Bobby Fisher, age 12, the chess prodigy of the Manhattan Chess Club, played simultaneously twelve members of the Youth Group (age 7 to 12) of the Yorktown Chess Club. Bobby won all games, eliminating the first opponent in 50 minutes and the last one in two hours and twenty minutes.
Chess is recognized as the foremost game of intellectual skill - it is most cosmopolitan of all games and it develops the mind to face occasions as they arise, it demands foresight, brilliancy and resource. Up to now, it was considered a game for adults, and the occasional appearance of a child player was an exception to the general rule.
A year ago, the Yorktown Chess Club sponsorred the first known Youth Group. The membership has rapidly grown and there are now 86 active children between the ages of 7 and 12 who meet regularly once a week to receive instructions and to play regular tournament games. It was 12 youths of this unusual group that Bobby Fischer played, opening the door to chess to the youth of America.
Bobby Fischer, who played White, opened on 12 boards with 1. e4, followed by 2.Nf3, 3. Bc4.
The Yorktowners who were expecting Bobby to play the Queen's or King's Gambit, were caught by surprise and five of them made the error of replying with 1...e5, 2...Nc6 (which is good) and 3...Nf6 (instead of 3...Bc5).
That naturally gave Bobby five winning games as he promptly followed with 4. Ng5 and then 5. Nxf6. From that point on, however, the youngsters got real busy, setting up the strongest defense possible and fighting to the bitter end.
The other seven players put up good opening resistance to the middle game.
Bobby played a strong offensive game with his Pawns and basically used the technique praised by the famous Steiner. He received from the Manhattan Chess Club a watch with an inscription and a check from the Yorktown Chess Club.
Stuart Slepser of Yorktown received a chess book from the Manhattan C. C., inscribed by Hans Kmoch, Director and Secretary, for having put up the best defense.
The following is the official classification of the Yorktown Chess plaers, based on the best defense (with ages):
1. Stuart Siepser, Yorktown Heights Age 12
2. Peter Foley, Peekskill Age 12
3. Walter Nitz, Yorktown Heights Age 12
4. Billy David, Yorktown Heights Age 11
5. Henry Brooks, Yorktown Heights Age 9
6. Jimmy Rice, Peekskill Age 9
7. Marc Budwig, Shrub Oak Age 7
8. Leonard Bergstein, Yorktown Heights Age 10
9. Evanna Nelson, Yorktown Heights Age 12
10. Linda Villator, Yorktown Heights Age 7
11. Eric Mynttinen, Croton Lake Age 11
12. Michael Foley, Peekskill Age 10
Mr. Hyman Rotkin, President of the Yorktown C. C. and Mr. John Bischoff, Vice-President, complimented Bobby on his excellent technique and predicted that within a few years he will be competing with chess champions.

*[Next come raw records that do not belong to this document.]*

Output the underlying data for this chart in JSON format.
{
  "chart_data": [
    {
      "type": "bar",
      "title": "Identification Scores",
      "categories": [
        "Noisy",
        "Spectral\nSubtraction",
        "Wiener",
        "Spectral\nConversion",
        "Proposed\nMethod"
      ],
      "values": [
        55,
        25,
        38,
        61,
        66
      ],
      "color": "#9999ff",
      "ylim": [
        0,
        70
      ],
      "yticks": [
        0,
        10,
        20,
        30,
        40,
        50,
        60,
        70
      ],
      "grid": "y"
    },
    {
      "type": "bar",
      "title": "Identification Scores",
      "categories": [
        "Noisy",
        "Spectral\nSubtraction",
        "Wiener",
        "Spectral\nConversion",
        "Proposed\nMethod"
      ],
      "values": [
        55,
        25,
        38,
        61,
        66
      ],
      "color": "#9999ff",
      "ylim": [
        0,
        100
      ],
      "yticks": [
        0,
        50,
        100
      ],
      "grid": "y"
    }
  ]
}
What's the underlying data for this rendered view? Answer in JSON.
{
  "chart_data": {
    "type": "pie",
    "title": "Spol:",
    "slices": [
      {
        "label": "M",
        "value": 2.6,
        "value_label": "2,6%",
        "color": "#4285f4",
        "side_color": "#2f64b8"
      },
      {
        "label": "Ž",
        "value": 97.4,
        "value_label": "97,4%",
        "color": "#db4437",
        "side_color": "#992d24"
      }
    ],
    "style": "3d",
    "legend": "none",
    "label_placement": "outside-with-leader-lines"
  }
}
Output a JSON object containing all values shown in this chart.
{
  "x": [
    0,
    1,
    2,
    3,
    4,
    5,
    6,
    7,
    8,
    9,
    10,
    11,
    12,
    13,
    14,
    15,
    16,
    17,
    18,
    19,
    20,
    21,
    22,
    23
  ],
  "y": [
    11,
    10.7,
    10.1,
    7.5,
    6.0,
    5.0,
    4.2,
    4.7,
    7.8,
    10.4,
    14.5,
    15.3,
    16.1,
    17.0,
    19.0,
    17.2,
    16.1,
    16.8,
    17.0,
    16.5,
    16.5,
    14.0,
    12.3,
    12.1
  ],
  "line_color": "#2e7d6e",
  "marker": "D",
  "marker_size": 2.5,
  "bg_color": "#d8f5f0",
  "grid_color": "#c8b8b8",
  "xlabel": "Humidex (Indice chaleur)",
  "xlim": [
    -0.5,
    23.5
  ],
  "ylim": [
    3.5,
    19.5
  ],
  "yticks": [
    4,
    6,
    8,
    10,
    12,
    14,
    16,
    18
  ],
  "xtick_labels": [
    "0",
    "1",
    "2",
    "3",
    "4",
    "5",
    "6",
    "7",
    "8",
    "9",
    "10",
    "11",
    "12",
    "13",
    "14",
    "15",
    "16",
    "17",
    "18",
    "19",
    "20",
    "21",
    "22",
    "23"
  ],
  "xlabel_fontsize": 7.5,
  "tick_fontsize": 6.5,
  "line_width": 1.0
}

Mr. Hans Kmoch was joined by the president and other officers of the Manhattan C. C. in complimenting the Yorktown C. C. for its initiative in developing chess among the youth, and all expressed high hopes that other communities will follow this example.
Mr. Joseph Brooks, Manager of the Youth Group admitted that the children had played an excellent defensive game as per instructions received, and Billy David was the surprise of the day. He was selected to represent the beginners of the seventh grade. He had received only a few hours of instruction and had played no more than 10 practice games. Billy had faithfully followed the instructions during the first 14 moves and was the only player, among 12, to have, at that point, a stronger game than Bobby Fischer. In fact, after the exhibition games were completed, Bobby looked up Billy David, replayed the first 14 moves and showed him the error made on the fifteenth.
The arrangements for this exhibition were made by Mr. Joseph Davis, Secretary of the Yorktown C. C. and special training and supervision was provided by two club chess members, Mrs. John Foley, MR. Henry Budwig, and the comely, Miss Shoshana David, Billy's 19 year-old sister.
(Chess Review editor:
Not told in the foregoing story is one of interest. Bobby Fischer is a Brooklyn product, lives not too far from the Brooklyn Dodgers' Ebbets Field. When Dr. Harold Sussman started to teach chess to his own son, he collected a group of youngsters for livelier interest in learnning competitively. Brightest light of the group was - you guessed it - Bobby Fischer!)